I’ll tip my cap to fellow Footballguy Matt Waldman for this one. I was HIGHLY suspect of Johnson as a fantasy commodity entering the preseason given his journeyman status and the fact that his heroics last year were limited to a handful of games. Yet, Waldman insisted that Wallace and Johnson should be viewed interchangeably for fantasy purposes. Johnson has had a strong preseason and clearly has rapport with Teddy Bridgewater. As a result, I now have Wallace and Johnson separated by a whopping 10 fantasy points.
…DeSean Jackson (WAS) should be avoided
I won a number of leagues by betting on Jackson’s successful transition to Washington. Yet, this year my enthusiasm has plummeted given the mess in D.C. We’re a week away from the start of the season and the team appears unsettled at quarterback. Griffin has a concussion (or does he?) and no confidence. Kirk Cousins may be sturdier, but he’s not a world beater and isn’t going to throw deep consistently. Add to that a mess of an offensive line and a coaching staff on the hot seat, and I’m avoiding Jackson unless he falls to me as a mid-round WR3.

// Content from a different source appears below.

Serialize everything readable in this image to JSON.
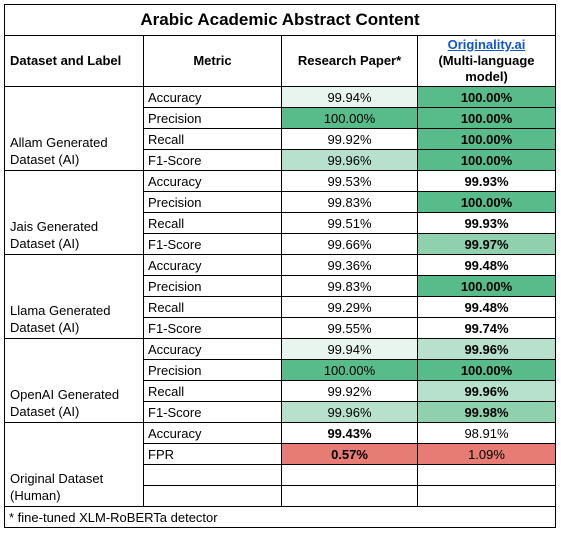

…Steve Smith Sr. (BAL) has one more fantasy relevant season in the tank
Baltimore is a barren wasteland outside of Smith and Justin Forsett. Unless Breshad Perriman makes a miraculous return after a missed preseason, Smith will – by default – see a ton of targets regardless of game script.
…Eddie Royal (CHI) has value, particularly in PPR leagues
Eddie Royal is reunited with Jay Cutler in Chicago, and has enjoyed a strong camp. With Kevin White likely being lost for the season, Royal could vault into a starting role. At worst, he’s going to be on the field a lot in 3-WR sets. He clearly has chemistry with Cutler, and now has the snaps to matter for fantasy owners.
Bryant is the most overdrafted receiver in fantasy football. And I believed that before he got a 4-game suspension for substance abuse. Wheaton has been the starter throughout the preseason, and Ben Roethlisberger has sung his praises all summer. Wheaton is going to be featured in the first month, and if he delivers – he’ll keep his starting job and deliver exceptional fantasy value given his ultra-low ADP.
As I projected the Saints, it became apparent that there were several hundred targets up for grabs given the roster turnover. My initial modeling slotted veteran Nick Toon into that role. The preseason has changed my mind, as Brandon Coleman has been running with the starters and Toon has been a forgotten man.
…Phillip Dorsett (IND) is a perfect end game selection
The Colts had the luxury of drafting Dorsett in the 1st round of the draft because they didn’t have any glaring needs. I initially viewed Dorsett as a fantasy non-factor given the Colts’ depth. Two things have changed: 1) I looked at Dorsett’s film and he’s an immensely more talented player than Donte Moncrief, and 2) The Colts have committed to using 3-WR sets more frequently. Dorsett is one injury away from being an impact player on the league’s best passing attack.